At the conclusion of this presentation the participant will be able to:

  1. Describe the phenomenology of touch, in the psychological and philosophical connections to the human experience
  2. Compare and contrast the ancient wisdom traditions and modern therapies that frame our understanding of ‘touch’

Timeline and Requirements:

The course will take place on Thursday, May 6, 2021.  This lecture is presenter-led and is a fully online experience. This will be conducted synchronously online via Zoom from 7:00 pm-8:00 pm (EST). 

CE Sponsorship: 

University Counseling Services of Boston College is approved by the American Psychological Association to sponsor continuing education for psychologists. As a co-sponsor of this program, University Counseling Services of Boston College maintains responsibility for this program and its content." Participants will be eligible to receive 1 CE unit from University Counseling Services of Boston College. 

The Lynch School of Education and Human Development is providing sponsorship for CEUs for Licensed Mental Health Counselors (LMHC). Participants will be eligible to receive 1 CE unit. These credits are accepted by the Massachusetts Board of Registration for Licensed Mental Health Counselors (Category I contact hours in Content Area I).

The Boston College School of Social Work is providing CEUs for Licensed Social Workers. This program has been approved for 1.0 CEU Social Work Continuing Education hours for relicensure, in accordance with 258 CMR. Collaborative of NASW and the Boston College School of Social Work Authorization Number A014.21.

Participants must attend the lecture in full and complete the post event survey to be eligible to receive CEs. Please note, watching the recording is not a valid form of attendance.

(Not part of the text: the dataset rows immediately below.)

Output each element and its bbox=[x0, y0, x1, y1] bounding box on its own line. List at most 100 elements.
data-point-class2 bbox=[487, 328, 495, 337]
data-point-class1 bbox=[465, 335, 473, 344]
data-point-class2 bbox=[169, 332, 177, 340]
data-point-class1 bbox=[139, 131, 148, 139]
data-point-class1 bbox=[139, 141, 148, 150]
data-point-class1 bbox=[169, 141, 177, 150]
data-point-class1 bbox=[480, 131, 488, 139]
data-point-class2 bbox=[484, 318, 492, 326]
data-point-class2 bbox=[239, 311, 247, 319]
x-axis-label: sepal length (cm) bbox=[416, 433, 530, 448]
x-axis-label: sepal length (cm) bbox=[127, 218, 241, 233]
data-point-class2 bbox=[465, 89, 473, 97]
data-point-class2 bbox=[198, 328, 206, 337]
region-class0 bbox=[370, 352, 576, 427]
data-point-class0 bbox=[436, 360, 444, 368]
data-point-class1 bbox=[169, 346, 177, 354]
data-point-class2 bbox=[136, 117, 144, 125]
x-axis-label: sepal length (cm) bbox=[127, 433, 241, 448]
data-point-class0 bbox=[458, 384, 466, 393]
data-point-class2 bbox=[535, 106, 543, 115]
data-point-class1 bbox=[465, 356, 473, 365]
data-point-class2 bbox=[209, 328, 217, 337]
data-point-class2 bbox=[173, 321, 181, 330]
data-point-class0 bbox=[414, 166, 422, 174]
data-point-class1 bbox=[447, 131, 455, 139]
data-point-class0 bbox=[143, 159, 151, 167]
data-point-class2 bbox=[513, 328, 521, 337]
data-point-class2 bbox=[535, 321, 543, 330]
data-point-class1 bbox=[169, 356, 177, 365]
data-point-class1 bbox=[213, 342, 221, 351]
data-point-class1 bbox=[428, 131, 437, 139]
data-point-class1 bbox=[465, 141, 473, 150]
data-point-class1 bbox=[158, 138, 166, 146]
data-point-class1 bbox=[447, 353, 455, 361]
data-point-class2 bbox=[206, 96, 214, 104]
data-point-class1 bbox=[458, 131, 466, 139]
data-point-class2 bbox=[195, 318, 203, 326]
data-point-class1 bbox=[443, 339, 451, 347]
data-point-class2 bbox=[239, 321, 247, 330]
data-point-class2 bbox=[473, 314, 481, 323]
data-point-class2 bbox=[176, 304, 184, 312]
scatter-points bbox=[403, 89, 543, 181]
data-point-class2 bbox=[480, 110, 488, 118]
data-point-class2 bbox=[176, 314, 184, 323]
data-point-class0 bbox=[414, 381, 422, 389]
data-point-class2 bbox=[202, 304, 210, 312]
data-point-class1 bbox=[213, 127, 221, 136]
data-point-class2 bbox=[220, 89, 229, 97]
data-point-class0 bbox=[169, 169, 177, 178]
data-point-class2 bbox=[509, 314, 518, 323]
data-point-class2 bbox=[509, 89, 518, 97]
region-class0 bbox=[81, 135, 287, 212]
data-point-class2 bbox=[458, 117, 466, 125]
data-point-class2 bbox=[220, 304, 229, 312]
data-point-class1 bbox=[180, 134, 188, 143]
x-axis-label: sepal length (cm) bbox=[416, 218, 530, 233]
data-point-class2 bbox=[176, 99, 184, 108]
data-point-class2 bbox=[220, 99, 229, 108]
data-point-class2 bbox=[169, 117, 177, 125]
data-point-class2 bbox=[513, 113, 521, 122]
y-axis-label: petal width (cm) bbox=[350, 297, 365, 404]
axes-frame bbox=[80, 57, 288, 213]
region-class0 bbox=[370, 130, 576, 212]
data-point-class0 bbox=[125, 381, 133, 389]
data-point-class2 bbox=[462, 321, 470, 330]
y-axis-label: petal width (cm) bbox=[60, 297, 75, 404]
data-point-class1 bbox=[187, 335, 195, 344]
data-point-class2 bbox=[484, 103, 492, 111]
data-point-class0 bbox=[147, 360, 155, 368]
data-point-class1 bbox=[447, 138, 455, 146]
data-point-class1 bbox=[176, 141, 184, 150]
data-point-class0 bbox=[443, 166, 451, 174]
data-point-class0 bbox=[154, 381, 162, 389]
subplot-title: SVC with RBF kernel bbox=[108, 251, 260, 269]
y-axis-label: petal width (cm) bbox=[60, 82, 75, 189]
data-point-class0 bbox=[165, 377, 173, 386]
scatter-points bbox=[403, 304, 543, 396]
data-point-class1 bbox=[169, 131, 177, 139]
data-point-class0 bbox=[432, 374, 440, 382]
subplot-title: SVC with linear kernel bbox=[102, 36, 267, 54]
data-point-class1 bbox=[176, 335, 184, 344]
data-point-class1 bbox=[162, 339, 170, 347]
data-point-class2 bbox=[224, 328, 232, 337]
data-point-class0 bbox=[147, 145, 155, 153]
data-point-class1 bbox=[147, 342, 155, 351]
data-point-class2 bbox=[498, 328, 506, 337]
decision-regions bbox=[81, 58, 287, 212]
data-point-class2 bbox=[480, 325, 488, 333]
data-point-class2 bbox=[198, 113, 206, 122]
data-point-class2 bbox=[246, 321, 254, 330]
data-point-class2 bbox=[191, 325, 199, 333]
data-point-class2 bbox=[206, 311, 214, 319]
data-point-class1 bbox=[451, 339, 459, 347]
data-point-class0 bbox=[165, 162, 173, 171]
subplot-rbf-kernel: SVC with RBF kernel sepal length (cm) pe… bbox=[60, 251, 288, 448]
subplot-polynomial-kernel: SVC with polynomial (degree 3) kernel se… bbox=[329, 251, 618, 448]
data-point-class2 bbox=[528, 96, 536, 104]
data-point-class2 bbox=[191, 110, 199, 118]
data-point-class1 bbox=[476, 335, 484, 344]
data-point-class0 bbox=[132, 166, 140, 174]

This lecture does not offer CEs for other clinicians not listed above. 

Fees & Policies:

This event is free if you are NOT seeking CEs towards your license. If you plan on seeking CEs for this lecture, the cost is $25. Once you have registered for the class, your CE registration status is fixed and can not be adjusted at a later time.  

Payment is due by credit card at registration. Registration closes May 6th at 7pm. Refunds will be granted only up to the time of the lecture. No refunds will be granted for registration or technical errors on the participant's part (such as incorrect name/email, login failure, etc.).

Additional offerings from the Lynch School Professional & Continuing Education Office can be found on our website

Presenter:

Richard Kearney

Dr. Richard Kearney

Richard Kearney holds the Charles Seelig Chair of Philosophy at Boston College. He is director of the Guestbook Project for creative peace pedagogy and he has written many books on the philosophy of imagination and embodiment including The Wake of Imagination (1988), On Stories (2002), Strangers, Gods, and Monsters (2003), Navigations (2007), Anatheism (2011), and, most recently, Radical Hospitality (2021) and Touch (2021).